With this diagnosis, it is important to regularly attend treatment sessions, undergo a full course of treatment in a specialized center, and in the future you must maintain your health in a preventive mode yourself.

symptoms of arthrosis

A joint is a connection between two or more bones. The main quality of "design" is mobility.

It is thanks to this ability that our body can perform vital movements and move in space.

There are more than 180 joints in the human body. Due to the peculiarities of the anatomical structure, the maximum load falls on the joints of the musculoskeletal system.

Joint pain during exercise is common. It is important to understand the cause of the symptom and learn about measures to prevent this condition.

Cause of pain

Joints allow you to perform basic functions - they provide the necessary position of the body, promote the movement of its parts and movement in space.

The movable connection of the bones resembles a simple hinge. It consists of three elements:

  1. the ends of the bones that come together, or the articular surfaces;
  2. joint capsule;
  3. the joint cavity, in which there is a lubricating fluid (called synovial).

The situation when the joints hurt after physical activity is common.
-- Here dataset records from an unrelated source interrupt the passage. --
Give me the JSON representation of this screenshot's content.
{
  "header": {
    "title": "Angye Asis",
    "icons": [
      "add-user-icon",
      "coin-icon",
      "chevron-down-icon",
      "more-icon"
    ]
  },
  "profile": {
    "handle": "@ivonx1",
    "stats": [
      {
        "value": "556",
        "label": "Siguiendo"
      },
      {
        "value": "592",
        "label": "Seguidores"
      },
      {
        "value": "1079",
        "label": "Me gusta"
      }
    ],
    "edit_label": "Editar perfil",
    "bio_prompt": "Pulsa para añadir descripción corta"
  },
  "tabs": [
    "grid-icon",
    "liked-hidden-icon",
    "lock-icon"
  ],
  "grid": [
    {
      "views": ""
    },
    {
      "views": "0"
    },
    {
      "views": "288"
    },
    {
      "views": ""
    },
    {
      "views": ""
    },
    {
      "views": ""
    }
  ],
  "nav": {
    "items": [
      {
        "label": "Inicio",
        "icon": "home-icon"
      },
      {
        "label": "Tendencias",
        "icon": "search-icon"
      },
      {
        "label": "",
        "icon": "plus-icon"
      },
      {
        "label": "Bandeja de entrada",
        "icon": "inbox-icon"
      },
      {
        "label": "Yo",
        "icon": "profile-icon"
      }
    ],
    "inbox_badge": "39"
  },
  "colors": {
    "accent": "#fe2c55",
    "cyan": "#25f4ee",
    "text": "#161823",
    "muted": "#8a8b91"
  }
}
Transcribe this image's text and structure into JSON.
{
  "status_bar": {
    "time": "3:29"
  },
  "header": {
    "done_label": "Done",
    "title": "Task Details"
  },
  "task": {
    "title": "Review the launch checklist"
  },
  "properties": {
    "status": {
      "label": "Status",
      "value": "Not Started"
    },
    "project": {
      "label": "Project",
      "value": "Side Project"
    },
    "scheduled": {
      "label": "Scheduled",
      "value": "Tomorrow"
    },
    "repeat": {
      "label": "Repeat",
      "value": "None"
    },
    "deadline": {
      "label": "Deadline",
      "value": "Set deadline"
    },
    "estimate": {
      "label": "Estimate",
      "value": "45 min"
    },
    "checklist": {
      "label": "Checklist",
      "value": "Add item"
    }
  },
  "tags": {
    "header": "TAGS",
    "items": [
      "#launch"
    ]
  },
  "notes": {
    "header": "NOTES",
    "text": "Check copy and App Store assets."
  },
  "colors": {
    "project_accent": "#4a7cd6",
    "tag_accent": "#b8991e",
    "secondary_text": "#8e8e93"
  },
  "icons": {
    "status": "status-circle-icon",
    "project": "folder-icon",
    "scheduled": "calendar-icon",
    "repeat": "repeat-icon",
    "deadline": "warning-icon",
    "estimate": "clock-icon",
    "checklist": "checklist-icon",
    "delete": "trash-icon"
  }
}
Any stress - heavy physical work, regular sports or excess weight negatively affects the structure of joint elements, deforms them and gradually destroys them.

The amount of synovial fluid in the joint cavity begins to decrease. During movement, the changed parts are subjected to strong friction, which is accompanied by pain.

Physical activity and its effects on joints

To avoid joint pain after physical activity, before choosing a suitable sport, you should check the condition of the body, including the musculoskeletal system.

For amateur athletes, the main goals of training should be to maintain good physical shape, improve health and receive only positive emotions.

In order to improve the condition of the joints and restore their nutrition, the doctor may suggest that you start swimming, yoga and wushu gymnastics.

Short quiet jogging, Nordic walking, cycling and using an ergometer help strengthen the musculoskeletal system. As a result of the exercises, the muscles become stronger and the ligaments become flexible.

If a person prefers power sports - for example, weight lifting, there is a real threat of the appearance and persistence of joint pain after physical exertion.

The intense, stable or constantly increasing impact on the joint parts provokes the destruction of the osteochondral tissues, displacement and deformation of the bones.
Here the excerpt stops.